Ein gutes Jahr später, im September 1940, hatte Kapitän Andrásovits erneut ungewöhnliche Fahrgäste an Bord. Die „Érszébet Királnye“ war neben 26 anderen Schiffen vom Reichskommissar für die Festigung des Deutschen Volkstums gechartert worden. Reichskommissar für die Festigung des Deutschen Volkstums war Heinrich Himmler, im Erstberuf zugleich Reichsführer-SS und Chef der Deutschen Polizei. Der Hitler-Stalin-Pakt von 1939 hatte Mittelost-Europa als Herrschaftsgebiet unter den beiden Diktatoren aufgeteilt. Fünf deutschsprachige Bevölkerungsgruppen, deren Siedlungsgebiete zukünftig vor allem zu dem Herrschaftsgebiet Stalins gehören sollten, wurden in das Herrschaftsgebiet Hitlers umgesiedelt, um dort als „arisches Menschenmaterial“ zu – im Nazi-Jargon, der LTI, der Lingua Tertii Imperii – sogenannten „Aufrassungs“-Projekten zu dienen: die Baltendeutschen, die Wolhyniendeutschen, die Bukowinadeutschen, die Dobrudschadeutschen und eben die Bessarabiendeutschen. Bessarabien – das Land, das heute die Republik Moldau sowie der südwestlichste Teil der Ukraine ist – gehörte zwischen 1918 und 1940 zu Rumänien. Im Juni 1940 war es von der Roten Armee besetzt worden, so wie es die Vereinbarung der beiden Diktatoren vorsah. Im September des Jahres erschien dann ein SS-Kommando unter dem Befehl des SS-Obergruppenführers Werner Lorenz, das gemeinsam mit dem sowjetischen NKWD die Umsiedlung der Bessarabiendeutschen durchführte. „Durchführte“ – übrigens auch so ein Begriff aus der LTI. Diese Umsiedlung wurde über die rumänischen Donau-Häfen Galatz und Ismailia abgewickelt und dafür brauchte man Schiffe. Die Filmaufnahmen von Kapitän Nándor Andrásovits sind die einzigen erhaltenen von dieser Aktion, die nicht der Zensur eines Propagandaministeriums oder eines ZK-Sekretariats unterworfen waren.
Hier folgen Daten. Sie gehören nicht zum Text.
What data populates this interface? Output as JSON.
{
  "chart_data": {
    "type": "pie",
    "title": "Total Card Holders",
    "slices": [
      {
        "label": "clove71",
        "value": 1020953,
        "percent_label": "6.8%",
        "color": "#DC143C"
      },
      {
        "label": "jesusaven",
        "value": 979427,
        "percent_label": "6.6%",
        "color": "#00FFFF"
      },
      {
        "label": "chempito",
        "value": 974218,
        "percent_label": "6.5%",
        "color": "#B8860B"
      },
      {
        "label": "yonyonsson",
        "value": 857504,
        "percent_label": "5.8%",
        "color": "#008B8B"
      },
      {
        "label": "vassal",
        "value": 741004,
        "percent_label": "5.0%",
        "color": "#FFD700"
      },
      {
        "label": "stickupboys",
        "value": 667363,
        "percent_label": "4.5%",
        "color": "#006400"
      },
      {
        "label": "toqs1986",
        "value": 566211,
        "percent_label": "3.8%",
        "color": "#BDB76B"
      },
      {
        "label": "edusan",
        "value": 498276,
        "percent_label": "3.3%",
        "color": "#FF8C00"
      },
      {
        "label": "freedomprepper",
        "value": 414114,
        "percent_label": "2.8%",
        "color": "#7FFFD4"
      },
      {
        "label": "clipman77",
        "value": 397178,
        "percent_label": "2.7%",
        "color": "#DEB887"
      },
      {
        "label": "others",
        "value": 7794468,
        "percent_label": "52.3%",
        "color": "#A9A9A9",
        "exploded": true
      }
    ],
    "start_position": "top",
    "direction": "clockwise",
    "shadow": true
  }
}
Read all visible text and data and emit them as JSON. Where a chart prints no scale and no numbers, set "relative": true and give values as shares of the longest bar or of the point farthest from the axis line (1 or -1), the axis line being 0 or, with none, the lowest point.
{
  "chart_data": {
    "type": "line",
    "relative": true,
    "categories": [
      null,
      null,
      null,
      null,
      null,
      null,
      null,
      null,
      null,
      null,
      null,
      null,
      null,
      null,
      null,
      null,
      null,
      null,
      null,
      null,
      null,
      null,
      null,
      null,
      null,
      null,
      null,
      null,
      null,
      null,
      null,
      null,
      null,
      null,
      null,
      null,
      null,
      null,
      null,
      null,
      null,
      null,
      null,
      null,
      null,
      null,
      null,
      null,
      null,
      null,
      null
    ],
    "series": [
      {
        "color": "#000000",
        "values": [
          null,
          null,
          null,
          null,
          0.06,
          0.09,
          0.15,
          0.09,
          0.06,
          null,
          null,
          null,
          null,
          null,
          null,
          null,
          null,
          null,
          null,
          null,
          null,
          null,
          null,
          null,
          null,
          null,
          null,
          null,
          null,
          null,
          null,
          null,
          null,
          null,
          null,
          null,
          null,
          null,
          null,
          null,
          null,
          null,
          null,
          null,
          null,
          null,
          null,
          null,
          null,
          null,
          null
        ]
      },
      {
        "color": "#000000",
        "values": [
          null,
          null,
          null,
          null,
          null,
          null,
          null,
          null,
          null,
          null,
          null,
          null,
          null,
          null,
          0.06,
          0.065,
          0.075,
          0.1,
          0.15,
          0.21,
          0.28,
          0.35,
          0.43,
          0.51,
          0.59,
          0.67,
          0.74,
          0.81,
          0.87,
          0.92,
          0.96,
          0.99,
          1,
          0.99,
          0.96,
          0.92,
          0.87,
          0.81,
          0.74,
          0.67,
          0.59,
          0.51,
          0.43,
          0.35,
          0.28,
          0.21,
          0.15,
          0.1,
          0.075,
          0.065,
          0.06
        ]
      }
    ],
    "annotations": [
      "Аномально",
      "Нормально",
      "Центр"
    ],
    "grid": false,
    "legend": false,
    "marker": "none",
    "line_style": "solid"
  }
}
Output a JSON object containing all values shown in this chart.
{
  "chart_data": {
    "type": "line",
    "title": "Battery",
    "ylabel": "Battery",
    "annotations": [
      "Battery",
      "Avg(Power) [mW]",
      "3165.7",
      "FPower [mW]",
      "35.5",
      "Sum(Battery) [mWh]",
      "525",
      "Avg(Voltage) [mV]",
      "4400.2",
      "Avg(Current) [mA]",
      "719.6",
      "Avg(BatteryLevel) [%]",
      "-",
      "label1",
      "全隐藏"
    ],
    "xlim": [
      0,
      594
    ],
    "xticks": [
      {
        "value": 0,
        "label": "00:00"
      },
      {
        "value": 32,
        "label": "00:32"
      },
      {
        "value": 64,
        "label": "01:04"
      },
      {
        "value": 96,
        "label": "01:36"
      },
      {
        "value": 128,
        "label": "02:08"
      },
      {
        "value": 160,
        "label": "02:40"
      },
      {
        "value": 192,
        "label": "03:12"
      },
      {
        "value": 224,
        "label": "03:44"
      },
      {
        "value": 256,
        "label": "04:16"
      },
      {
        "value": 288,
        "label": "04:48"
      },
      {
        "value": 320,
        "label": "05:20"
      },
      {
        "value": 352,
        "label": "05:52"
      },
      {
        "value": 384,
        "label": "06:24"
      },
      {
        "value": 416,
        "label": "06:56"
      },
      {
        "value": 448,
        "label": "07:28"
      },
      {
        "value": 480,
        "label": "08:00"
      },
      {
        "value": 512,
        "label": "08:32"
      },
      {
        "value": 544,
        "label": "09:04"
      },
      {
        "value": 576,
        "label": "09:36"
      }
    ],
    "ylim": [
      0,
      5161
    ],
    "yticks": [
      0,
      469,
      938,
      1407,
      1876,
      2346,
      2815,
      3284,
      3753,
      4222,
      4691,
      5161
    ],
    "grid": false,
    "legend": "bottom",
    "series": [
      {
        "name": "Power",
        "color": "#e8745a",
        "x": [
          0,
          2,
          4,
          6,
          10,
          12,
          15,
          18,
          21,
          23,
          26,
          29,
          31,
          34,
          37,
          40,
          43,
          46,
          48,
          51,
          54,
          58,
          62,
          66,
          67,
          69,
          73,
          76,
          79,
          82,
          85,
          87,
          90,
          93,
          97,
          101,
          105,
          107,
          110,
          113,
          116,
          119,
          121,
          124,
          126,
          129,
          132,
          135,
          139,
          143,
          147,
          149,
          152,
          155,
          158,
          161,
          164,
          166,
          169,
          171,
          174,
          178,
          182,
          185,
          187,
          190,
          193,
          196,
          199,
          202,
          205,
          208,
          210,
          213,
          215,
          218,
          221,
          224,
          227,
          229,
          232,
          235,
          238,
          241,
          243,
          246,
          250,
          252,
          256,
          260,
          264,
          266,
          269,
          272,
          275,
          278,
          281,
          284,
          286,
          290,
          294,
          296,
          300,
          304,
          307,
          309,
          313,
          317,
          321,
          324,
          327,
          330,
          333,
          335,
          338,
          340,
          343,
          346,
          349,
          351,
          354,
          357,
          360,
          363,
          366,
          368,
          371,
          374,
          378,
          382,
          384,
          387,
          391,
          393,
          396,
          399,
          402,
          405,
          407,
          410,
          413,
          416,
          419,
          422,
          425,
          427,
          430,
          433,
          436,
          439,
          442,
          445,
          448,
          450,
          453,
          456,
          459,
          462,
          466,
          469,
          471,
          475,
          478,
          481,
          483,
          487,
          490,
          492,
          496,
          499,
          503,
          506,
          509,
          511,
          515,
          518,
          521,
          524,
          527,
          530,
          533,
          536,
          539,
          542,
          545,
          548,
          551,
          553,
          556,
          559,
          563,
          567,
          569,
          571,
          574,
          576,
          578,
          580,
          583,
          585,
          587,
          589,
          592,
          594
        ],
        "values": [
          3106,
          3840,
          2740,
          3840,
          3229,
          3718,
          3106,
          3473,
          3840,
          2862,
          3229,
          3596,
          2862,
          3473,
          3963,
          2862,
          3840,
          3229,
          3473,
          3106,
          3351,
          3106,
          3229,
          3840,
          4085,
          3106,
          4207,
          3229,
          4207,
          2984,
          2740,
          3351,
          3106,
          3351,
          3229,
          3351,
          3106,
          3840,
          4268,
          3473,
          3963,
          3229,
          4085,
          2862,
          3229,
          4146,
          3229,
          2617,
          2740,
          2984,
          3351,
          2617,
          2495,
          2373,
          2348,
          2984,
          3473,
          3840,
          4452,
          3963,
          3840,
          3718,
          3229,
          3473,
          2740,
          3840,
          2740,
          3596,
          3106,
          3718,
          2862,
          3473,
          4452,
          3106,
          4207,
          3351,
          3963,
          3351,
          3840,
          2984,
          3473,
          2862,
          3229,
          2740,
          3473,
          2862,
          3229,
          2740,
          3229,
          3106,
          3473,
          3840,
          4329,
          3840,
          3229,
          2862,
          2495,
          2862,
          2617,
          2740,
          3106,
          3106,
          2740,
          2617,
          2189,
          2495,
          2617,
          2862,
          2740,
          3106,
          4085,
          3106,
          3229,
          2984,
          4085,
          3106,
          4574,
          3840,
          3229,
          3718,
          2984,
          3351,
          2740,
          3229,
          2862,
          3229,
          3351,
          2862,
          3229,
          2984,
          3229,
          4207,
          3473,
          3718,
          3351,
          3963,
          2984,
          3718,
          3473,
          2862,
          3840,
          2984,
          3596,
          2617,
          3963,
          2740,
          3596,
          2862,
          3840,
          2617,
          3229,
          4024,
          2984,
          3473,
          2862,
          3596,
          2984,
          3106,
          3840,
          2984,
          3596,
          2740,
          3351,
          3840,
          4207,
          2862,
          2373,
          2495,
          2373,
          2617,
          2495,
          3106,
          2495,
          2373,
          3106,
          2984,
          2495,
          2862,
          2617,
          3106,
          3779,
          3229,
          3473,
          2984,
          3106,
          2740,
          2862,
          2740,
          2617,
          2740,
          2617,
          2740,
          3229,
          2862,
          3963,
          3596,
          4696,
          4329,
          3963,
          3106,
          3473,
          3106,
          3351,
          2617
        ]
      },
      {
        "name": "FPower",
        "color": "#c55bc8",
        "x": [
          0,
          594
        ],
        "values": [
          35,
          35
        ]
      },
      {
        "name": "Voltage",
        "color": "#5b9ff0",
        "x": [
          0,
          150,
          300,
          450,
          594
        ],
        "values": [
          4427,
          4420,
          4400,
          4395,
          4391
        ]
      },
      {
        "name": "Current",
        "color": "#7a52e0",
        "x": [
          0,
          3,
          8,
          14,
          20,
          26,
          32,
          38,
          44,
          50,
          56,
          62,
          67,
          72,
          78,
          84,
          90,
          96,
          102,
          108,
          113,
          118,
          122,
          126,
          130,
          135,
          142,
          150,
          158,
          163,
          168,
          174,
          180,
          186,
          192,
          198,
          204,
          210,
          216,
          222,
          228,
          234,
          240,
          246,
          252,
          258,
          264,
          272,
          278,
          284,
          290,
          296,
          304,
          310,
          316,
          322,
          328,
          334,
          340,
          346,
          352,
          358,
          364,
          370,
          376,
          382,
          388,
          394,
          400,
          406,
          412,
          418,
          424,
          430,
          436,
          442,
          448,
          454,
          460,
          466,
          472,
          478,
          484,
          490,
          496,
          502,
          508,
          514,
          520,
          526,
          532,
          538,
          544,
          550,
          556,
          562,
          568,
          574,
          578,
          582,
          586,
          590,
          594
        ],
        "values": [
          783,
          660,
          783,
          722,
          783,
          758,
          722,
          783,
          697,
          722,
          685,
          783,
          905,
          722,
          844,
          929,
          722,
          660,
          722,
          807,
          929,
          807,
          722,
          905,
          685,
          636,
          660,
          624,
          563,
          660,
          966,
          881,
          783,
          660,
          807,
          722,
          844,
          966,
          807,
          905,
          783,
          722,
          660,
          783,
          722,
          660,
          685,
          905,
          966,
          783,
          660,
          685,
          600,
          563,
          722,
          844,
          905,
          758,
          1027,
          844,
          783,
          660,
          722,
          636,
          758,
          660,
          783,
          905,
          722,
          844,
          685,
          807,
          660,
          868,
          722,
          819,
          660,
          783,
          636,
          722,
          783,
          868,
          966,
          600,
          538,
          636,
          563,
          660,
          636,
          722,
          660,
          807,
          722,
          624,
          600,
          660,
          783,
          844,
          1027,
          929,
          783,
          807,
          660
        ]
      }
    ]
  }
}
Im Sommer 1941 fuhr Kapitän Nándor Andrásovits dann wieder deutsche Touristen auf der Donau spazieren.
Nach dem Ende des Zweiten Weltkrieges wurde im nunmehr zum Herrschaftsgebiet der Sowjetunion zählenden Ungarn die Reederei als privatwirtschaftliches Unternehmen geschlossen und die Angestellten ins existentielle Nichts entlassen.
Nándor Andrásovits ist 1952 in großer Armut verstorben. Seine Witwe überlebte ihn um Jahrzehnte. Sie erlebte auch noch die Umbrüche des Jahres 1989, die wohl niemand vergessen wird, der sie miterlebt hat. Diese Umbrüche waren der Kontext, in dem sie die alten Hobbyfilme ihres vor langer Zeit verstorbenen Mannes vom buchstäblichen Dachboden kramte und den Filmemacher Péter Forgács kontaktierte. Was heute, in den Zeiten von Viktor Orban, schon fast wieder in Vergessenheit geraten ist: Die ungarische Bürgerrechtsbewegung gehörte zu den Schlüsselfaktoren, die 1989 den Fall des „Eisernen Vorhangs“ möglich gemacht haben. Nicht zuletzt sie qualifizierte Ungarn auch zum Mitgliedsland der EU. Péter Forgács ist einer ihrer profiliertesten Vertreter im medienkünstlerischen Bereich. Bereits seit 1983 hatte er ein privates Foto- und Filmarchiv in Budapest angelegt, das mit seiner einzigartigen Sammlung an Amateurfilmen „Geschichte von unten“ dokumentierte. Zur Erinnerung: Youtube, Facebook, Twitter und entsprechende digitale Social Media gibt es erst seit dem 21. Jahrhundert. Die Sichtung des filmischen Nachlasses von Nándor Andrásovits ließ schnell dessen historisch-politische Brisanz evident werden, insbesondere die Dokumentation der jüdischen Flüchtlinge von 1939. Der filmische Teil von 1940 verursachte dagegen zunächst einmal vor allem Erklärungsbedarf. Von ihrem Mann hatte die Witwe noch in Erinnerung, dass es sich dabei um Deutsche handeln sollte. Aber diese Gestalten in ihrer traditionellen osteuropäischen Kleidung sahen überhaupt nicht so aus, wie man sich 1989 in Ungarn Deutsche vorstellte. Es dauerte noch Jahre, bis der Kontakt zum Bessarabiendeutschen Heimatmuseum in Stuttgart und seinem damaligen Leiter Ingo Isert hier für Klärung und auch für den Beitrag von weiteren Zeitzeugen sorgte.
Der Film ist international mit großem Erfolg gelaufen. So widmete ihm etwa das Getty Research Institute in den USA 2002 sogar eine eigene Ausstellung. In Deutschland war er bisher weniger erfolgreich. Warum auch immer.
Nándor Andrásovits hat sich durch diese filmischen Dokumente ein Denkmal gesetzt. Ein Denkmal gegen Rassismus, Diktatur und menschenfeindliche Politik. Das war nicht seine Absicht gewesen. Seine Absicht war es lediglich, Frau und Kindern zu Hause zu zeigen, was der Papa so macht, wenn er mit dem Schiff unterwegs ist.